An English course might make essays and exams more valuable than exit tickets; a math course might put more emphasis on homework and classwork. However you choose to distribute weight across assessments in your course, the total value must equal 100%.
You can also put different types of assessments into a "Bucket", and give that bucket a weight. For example: exit tickets, attendance, and participation can all be combined into a bucket called "Effort". Quizzes, midterms, and finals can be combined into another bucket called "Examinations".
Here’s an example of course grading methodology utilizing buckets "Minor" & "Major":
In the example above, if the teacher records an assessment as "Quiz" (from the "Assessment Type" dropdown on the Add Assessment page), that quiz will not count towards the course grade because "Quiz" is not part of any bucket.
Remember that only assessments that fall within one of your course methodology buckets will count toward a course grade!
Yearly/Term-Length Grading
Just as your course grading methodology determines how much value to assign to certain types of assessments, so the yearly or term-length grading methodology determines how much value or weight to give to each term.

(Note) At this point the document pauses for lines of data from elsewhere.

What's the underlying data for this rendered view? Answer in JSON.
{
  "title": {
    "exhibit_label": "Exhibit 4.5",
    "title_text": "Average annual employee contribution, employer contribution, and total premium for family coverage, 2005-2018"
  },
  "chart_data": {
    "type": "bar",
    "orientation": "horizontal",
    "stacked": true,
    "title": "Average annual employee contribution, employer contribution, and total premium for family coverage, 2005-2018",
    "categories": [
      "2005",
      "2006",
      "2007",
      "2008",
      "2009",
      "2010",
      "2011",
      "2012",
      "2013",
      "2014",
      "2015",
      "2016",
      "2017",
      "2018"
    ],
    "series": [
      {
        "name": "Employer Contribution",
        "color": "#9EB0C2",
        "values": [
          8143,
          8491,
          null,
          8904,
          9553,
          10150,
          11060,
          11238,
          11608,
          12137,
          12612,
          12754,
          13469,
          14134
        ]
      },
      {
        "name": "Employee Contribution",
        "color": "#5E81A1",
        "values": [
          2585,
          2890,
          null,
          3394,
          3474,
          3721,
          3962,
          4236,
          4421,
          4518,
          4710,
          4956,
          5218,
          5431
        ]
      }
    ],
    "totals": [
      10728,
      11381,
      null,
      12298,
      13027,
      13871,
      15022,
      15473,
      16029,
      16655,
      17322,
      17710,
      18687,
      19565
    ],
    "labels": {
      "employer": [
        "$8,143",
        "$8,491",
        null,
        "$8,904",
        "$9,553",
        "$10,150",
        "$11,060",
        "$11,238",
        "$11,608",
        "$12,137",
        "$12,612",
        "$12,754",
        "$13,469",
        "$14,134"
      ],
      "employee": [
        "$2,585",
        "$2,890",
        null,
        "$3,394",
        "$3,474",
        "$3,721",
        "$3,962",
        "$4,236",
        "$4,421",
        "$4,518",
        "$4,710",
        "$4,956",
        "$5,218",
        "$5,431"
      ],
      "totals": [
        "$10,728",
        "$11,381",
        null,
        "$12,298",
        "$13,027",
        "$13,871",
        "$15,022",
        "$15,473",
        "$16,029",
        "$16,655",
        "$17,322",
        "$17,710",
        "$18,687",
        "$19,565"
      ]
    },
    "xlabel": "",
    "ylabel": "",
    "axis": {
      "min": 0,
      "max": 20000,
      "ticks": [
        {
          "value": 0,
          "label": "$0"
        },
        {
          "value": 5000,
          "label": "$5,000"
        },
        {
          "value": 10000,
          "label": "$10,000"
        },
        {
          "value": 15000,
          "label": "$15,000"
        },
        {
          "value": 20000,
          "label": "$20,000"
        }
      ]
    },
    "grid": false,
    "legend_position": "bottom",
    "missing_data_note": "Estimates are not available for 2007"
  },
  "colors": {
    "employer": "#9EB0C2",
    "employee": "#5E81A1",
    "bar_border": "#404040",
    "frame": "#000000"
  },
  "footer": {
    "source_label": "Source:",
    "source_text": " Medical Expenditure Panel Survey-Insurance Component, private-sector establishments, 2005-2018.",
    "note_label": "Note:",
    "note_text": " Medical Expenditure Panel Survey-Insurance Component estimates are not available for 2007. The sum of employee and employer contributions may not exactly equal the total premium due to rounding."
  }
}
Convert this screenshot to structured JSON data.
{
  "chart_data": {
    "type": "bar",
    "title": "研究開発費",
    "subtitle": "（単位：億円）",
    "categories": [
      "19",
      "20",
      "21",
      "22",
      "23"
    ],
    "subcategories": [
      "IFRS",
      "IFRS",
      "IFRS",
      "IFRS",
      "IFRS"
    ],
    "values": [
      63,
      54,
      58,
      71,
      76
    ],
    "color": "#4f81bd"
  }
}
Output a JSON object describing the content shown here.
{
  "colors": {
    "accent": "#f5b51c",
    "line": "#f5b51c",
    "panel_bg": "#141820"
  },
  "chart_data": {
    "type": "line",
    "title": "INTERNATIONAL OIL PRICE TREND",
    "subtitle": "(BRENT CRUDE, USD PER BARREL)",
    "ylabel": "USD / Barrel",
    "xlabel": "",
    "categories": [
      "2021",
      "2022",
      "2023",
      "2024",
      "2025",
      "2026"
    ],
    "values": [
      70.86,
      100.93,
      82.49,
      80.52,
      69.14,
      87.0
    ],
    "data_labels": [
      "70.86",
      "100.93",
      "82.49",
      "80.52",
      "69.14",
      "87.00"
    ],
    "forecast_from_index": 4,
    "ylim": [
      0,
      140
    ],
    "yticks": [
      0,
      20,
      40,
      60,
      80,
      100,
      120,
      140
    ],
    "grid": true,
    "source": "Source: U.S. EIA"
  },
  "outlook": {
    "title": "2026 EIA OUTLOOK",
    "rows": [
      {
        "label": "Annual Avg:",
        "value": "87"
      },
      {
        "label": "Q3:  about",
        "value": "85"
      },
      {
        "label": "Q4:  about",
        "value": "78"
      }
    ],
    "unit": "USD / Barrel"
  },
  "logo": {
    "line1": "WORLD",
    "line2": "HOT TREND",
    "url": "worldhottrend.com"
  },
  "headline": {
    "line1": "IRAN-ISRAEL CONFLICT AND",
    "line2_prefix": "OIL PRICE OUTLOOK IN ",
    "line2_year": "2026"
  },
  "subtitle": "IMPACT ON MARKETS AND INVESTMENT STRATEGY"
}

You may want to make all your terms equal or you may want to make the later terms worth more than the earlier ones. It’s also possible to include specific assessments into the yearly grading methodology, such as a midterm or an end-of-year final. If you have a course that lasts only one semester, you can include any quarters that fit into its date range when calculating its final grade.
However you distribute the weight of your terms and assessments, all components must add up to 100%.
In Summary
Three types of calculations interact with each other in order to produce a final grade for each course. This final grade is based upon the weighting of terms throughout the year (or semester), along with any final assessments.
Each term is calculated according to assessment buckets within the course methodology. Any assessment that fits into one of the buckets will count toward the course grade, and any assessment that doesn’t fall into a bucket will not.
Assessments themselves are calculated as a percentage based on the correct number of student responses.